From: Chris Friesen <cfriesen@no...> - 2008-07-25 05:10:15
We've recently run into an interesting chicken-and-egg problem with
bonding, arp monitoring, and DHCP.
We have a blade-based system with a pair of disk server blades, a pair
of network switch blades, and a bunch of app blades.
The disk server blades act as DHCP servers to all the other blades. The
switch blades boot from flash, but then obtain their IP address and
other config info from the server blades via DHCP a bonded link.
We would like to use something other than simple carrier sense because
the firmware on the switch cards has the nasty habit of bringing up
carrier way before the switches are actually ready to handle traffic.
We've run into the following scenario:
1) server blade is up, switch blades are down
2) switch blades start to boot, carrier comes up (detected on server)
3) switch blades issue DHCP request
4) server blade attempts to reply to request, but has no active link
because arp monitoring hasn't received a reply yet
5) several hundred ms later, arp monitoring notices we received a packet
(the DHCP request) and brings the link up
6) several hundred ms after that, arp monitoring notices we haven't
received any arp responses, and brings the link down
7) several hundred ms after this, the switch blade issues another DHCP
request (jump to step 4)
There are other sources of packets on the system, and eventually the
timing is such that the DHCP request arrives during the window that the
link is up, and the system comes up.
I've been asked to consider a hack to attempt sending a packet out
any/all (not sure yet) links with carrier signal if we've failed to find
a suitable active link. I suppose we could also set the DHCP retry
interval to be smaller than the bonding arp interval.

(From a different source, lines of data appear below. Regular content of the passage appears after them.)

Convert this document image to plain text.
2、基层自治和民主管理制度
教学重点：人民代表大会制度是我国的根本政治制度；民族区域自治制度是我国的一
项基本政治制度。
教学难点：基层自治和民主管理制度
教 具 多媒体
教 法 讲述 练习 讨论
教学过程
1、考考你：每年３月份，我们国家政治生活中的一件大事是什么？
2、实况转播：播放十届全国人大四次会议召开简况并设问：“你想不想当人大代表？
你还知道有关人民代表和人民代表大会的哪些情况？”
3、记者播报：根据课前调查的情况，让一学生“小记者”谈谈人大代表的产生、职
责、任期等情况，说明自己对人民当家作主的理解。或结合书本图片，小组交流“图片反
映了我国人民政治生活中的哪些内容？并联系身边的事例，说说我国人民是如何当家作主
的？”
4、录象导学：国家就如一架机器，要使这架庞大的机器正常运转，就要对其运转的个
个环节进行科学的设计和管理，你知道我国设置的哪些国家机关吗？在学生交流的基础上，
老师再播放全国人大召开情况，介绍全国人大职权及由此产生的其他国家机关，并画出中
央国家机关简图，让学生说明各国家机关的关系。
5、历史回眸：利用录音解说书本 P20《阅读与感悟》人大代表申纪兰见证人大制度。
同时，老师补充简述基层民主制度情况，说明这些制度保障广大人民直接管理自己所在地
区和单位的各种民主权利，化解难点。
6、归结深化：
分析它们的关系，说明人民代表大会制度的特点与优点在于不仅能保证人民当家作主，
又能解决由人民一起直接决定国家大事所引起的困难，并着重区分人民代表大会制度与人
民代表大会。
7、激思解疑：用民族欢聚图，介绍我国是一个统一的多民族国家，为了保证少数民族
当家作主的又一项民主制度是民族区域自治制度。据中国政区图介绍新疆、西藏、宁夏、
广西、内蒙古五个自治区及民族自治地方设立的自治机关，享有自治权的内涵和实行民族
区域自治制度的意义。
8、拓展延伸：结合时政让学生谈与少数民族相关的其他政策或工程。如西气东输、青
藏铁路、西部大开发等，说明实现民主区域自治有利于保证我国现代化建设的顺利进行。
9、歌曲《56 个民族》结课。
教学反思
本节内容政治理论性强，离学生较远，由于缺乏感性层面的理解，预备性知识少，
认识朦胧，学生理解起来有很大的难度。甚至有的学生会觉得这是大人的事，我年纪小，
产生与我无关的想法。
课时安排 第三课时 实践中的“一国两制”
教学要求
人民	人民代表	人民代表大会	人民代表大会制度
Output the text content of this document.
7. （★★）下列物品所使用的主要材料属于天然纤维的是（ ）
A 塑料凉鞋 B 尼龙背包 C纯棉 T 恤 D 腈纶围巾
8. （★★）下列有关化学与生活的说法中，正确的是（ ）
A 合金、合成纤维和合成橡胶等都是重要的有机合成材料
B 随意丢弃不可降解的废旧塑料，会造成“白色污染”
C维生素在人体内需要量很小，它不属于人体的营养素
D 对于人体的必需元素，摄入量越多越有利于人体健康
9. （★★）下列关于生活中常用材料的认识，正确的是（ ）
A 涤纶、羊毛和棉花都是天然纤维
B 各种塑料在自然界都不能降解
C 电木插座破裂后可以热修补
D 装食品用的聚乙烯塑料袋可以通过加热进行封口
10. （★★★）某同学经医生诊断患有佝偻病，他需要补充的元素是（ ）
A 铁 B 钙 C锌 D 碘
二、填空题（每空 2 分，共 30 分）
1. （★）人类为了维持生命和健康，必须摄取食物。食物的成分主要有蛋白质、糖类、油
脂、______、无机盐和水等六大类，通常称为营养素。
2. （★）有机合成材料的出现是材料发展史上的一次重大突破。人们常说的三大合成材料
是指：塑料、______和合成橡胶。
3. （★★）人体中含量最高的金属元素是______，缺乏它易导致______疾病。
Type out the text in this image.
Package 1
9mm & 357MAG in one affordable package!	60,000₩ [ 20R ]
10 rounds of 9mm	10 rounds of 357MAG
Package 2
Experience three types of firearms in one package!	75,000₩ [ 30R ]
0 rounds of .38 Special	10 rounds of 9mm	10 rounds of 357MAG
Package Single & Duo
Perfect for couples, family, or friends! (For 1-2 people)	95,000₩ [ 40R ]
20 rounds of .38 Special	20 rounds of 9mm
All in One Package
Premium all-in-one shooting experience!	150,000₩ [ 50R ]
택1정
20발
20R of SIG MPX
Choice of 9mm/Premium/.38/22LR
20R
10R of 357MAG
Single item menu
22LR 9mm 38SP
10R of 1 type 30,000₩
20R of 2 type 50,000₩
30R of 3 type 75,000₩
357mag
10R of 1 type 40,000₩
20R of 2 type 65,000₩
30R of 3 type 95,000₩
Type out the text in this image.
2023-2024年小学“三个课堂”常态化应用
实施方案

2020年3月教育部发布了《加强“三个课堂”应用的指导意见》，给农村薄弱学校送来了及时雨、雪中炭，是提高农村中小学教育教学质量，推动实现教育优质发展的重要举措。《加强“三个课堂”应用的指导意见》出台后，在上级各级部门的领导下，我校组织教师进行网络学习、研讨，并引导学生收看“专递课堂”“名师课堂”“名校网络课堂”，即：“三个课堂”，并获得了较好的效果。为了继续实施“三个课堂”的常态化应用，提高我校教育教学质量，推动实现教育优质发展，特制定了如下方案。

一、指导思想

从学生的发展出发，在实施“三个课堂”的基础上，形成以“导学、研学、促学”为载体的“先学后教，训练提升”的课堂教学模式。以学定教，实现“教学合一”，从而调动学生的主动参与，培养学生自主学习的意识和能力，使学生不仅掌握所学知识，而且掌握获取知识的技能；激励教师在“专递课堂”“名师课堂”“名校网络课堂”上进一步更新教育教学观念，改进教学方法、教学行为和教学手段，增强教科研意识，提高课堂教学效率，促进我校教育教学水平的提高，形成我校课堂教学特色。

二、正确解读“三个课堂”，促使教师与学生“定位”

Both of these options seem fairly hackish, so can anyone suggest a
better way to handle the above scenario?
From: Nicolas de Pesloüan <nicolas.debian@fr...> - 2008-07-25 21:37:14
Chris Friesen wrote :
> We've recently run into an interesting chicken-and-egg problem with
> bonding, arp monitoring, and DHCP.
> We would like to use something other than simple carrier sense because
> the firmware on the switch cards has the nasty habit of bringing up
> carrier way before the switches are actually ready to handle traffic.
The chicken-and-eff problem definitely come from the design of your
environment: because of arp monitoring, you try to talk to a switch to
do it initial setup using a link whose state cannot be asserted before
the switch is up...
I suggest you stick to link state monitoring instead of arp monitoring.
Why having the link-state-up arriving too early at the server side is a
Using active-backup mode, if you don't force a primary slave, a switch
restart while the other switch is up and running won't cause any
trouble, because the active slave won't change.
Using 802.3ad mode, isn't the bonding driver supposed not to start using
the link until it successfully negotiate with the switch at the other
side of the wire ?
Using other modes, you can probably tune updelay to a value just below
the time between link-up and the first DHCP request, assuming that the
switch enter forwarding state quickly after receiving the DHCP response.
'hope this help.